Diversification Opportunities for Gold Bullion and HSBC Emerging

0.62
  Correlation Coefficient

Poor diversification

The 3 months correlation between Gold and HSBC is 0.62. Overlapping area represents the amount of risk that can be diversified away by holding Gold Bullion Securities and HSBC Emerging Market in the same portfolio, assuming nothing else is changed. The correlation between historical prices or returns on HSBC Emerging Market and Gold Bullion is a relative statistical measure of the degree to which these equity instruments tend to move together. The correlation coefficient measures the extent to which returns on Gold Bullion Securities are associated (or correlated) with HSBC Emerging. Values of the correlation coefficient range from -1 to +1, where. The correlation of zero (0) is possible when the price movement of HSBC Emerging Market has no effect on the direction of Gold Bullion i.e., Gold Bullion and HSBC Emerging go up and down completely randomly.

Pair Corralation between Gold Bullion and HSBC Emerging

Assuming the 90 days trading horizon Gold Bullion Securities is expected to generate 0.99 times more return on investment than HSBC Emerging. However, Gold Bullion Securities is 1.01 times less risky than HSBC Emerging. It trades about 0.23 of its potential returns per unit of risk. HSBC Emerging Market is currently generating about -0.01 per unit of risk. If you would invest  22,970  in Gold Bullion Securities on December 29, 2024 and sell it today you would earn a total of  3,148  from holding Gold Bullion Securities or generate 13.7% return on investment over 90 days.
Time Period3 Months [change]
DirectionMoves Together 
StrengthSignificant
Accuracy100.0%
ValuesDaily Returns

Gold Bullion Securities  vs.  HSBC Emerging Market

 Performance 
       Timeline  
Gold Bullion Securities 

Risk-Adjusted Performance

Solid

 
Weak
 
Strong
Compared to the overall equity markets, risk-adjusted returns on investments in Gold Bullion Securities are ranked lower than 17 (%) of all global equities and portfolios over the last 90 days. Despite somewhat weak basic indicators, Gold Bullion sustained solid returns over the last few months and may actually be approaching a breakup point.
HSBC Emerging Market 

Risk-Adjusted Performance

Weak

 
Weak
 
Strong
Over the last 90 days HSBC Emerging Market has generated negative risk-adjusted returns adding no value to investors with long positions. Despite somewhat strong basic indicators, HSBC Emerging is not utilizing all of its potentials.
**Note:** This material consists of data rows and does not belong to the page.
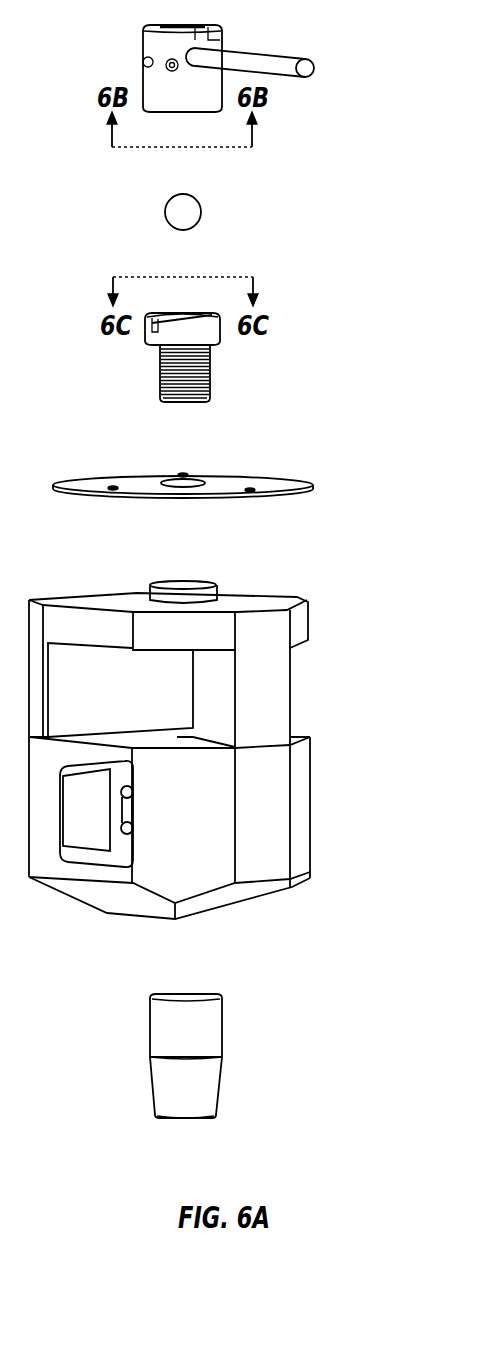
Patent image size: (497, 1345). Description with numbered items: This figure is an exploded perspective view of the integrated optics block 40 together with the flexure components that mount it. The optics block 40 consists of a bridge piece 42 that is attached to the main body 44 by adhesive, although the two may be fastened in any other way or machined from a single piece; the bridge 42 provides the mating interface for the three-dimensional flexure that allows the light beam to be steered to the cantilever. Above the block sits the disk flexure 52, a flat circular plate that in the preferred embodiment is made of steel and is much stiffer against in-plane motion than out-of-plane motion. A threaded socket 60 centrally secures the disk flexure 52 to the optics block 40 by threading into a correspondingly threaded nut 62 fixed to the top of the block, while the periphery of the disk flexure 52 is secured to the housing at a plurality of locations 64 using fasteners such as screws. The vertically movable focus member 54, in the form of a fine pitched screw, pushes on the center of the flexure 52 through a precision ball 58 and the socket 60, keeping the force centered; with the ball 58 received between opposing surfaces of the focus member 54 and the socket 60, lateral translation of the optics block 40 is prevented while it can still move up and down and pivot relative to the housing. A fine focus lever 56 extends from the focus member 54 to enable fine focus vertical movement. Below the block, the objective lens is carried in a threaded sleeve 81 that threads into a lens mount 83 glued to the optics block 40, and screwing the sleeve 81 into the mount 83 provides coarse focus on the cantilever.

The integrated optics block 40 is at (203, 754).
The bridge piece 42 is at (300, 623).
The main body 44 is at (303, 800).
The disk flexure 52 is at (167, 477).
The vertically movable focus member 54 is at (143, 47).
The fine focus lever 56 is at (258, 50).
The precision ball 58 is at (190, 212).
The threaded socket 60 is at (210, 383).
The threaded nut 62 is at (183, 580).
The peripheral securing locations 64 is at (106, 487).
The threaded sleeve 81 is at (208, 1092).
The lens mount 83 is at (210, 1030).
The current stock price disturbance, may contribute to short-term losses for the investors.

Gold Bullion and HSBC Emerging Volatility Contrast

   Predicted Return Density   
       Returns  

Pair Trading with Gold Bullion and HSBC Emerging

The main advantage of trading using opposite Gold Bullion and HSBC Emerging positions is that it hedges away some unsystematic risk. Because of two separate transactions, even if Gold Bullion position performs unexpectedly, HSBC Emerging can make up some of the losses. Pair trading also minimizes risk from directional movements in the market. For example, if an entire industry or sector drops because of unexpected headlines, the short position in HSBC Emerging will offset losses from the drop in HSBC Emerging's long position.
The idea behind Gold Bullion Securities and HSBC Emerging Market pairs trading is to make the combined position market-neutral, meaning the overall market's direction will not affect its win or loss (or potential downside or upside). This can be achieved by designing a pairs trade with two highly correlated stocks or equities that operate in a similar space or sector, making it possible to obtain profits through simple and relatively low-risk investment.
Check out your portfolio center.
Note that this page's information should be used as a complementary analysis to find the right mix of equity instruments to add to your existing portfolios or create a brand new portfolio. You can also try the Portfolio Analyzer module to portfolio analysis module that provides access to portfolio diagnostics and optimization engine.